Man überlegte, rechnete und diskutierte. Und entschied, das geliebte Wahrzeichen 80 Meter ins Landesinnere zu ziehen! Am 22. Oktober 2019 war es soweit! Der bescheidene Maurer Kjeld Petersen wurde mit dem Projekt beauftragt und am Ende des Tages stand der Turm unter dem Applaus von 25.000 Schaulustigen an seinem neuen Platz. Was für eine Show!

Letztendlich ist der Aufstieg leichter als gedacht und 150 Meter später stehen wir staunend am Gipfel der enormen Düne. Und "Düne" beschreibt es nicht ausreichend! Es ist eine unendliche Landschaft aus gelbem Sand und steilen Klippen, die 50 Meter senkrecht in die Nordsee fallen.
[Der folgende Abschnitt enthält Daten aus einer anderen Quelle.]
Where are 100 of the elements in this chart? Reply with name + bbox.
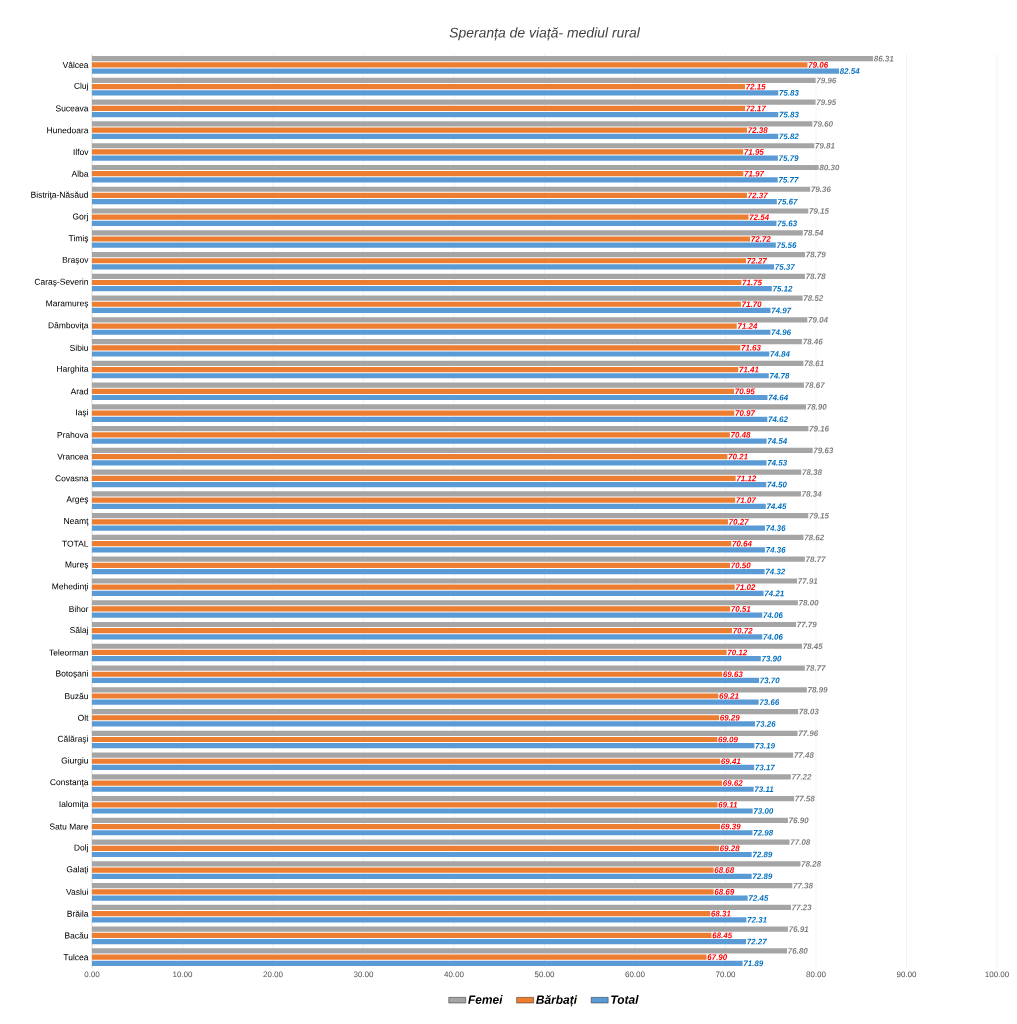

Wir schauen uns um. Mit einem klugen Kamerawinkel könnten wir jetzt Fotos machen und dann mächtig angeben, dass wir in Marokko oder sonst irgendwo in der Wüste wären! Wir sind begeistert, als wir eine Zeitlang da oben herumspazieren.

Der Leuchtturm ruht majestätisch auf dem ihm zugedachten neuen Platz und zahlreiche Touristen genießen die Aussicht von seiner Plattform ganz oben. Wir machen viele Fotos, auch von den Ruinen der verschütteten Häuser und des alten Standorts des Rubjerg Knude Fyr.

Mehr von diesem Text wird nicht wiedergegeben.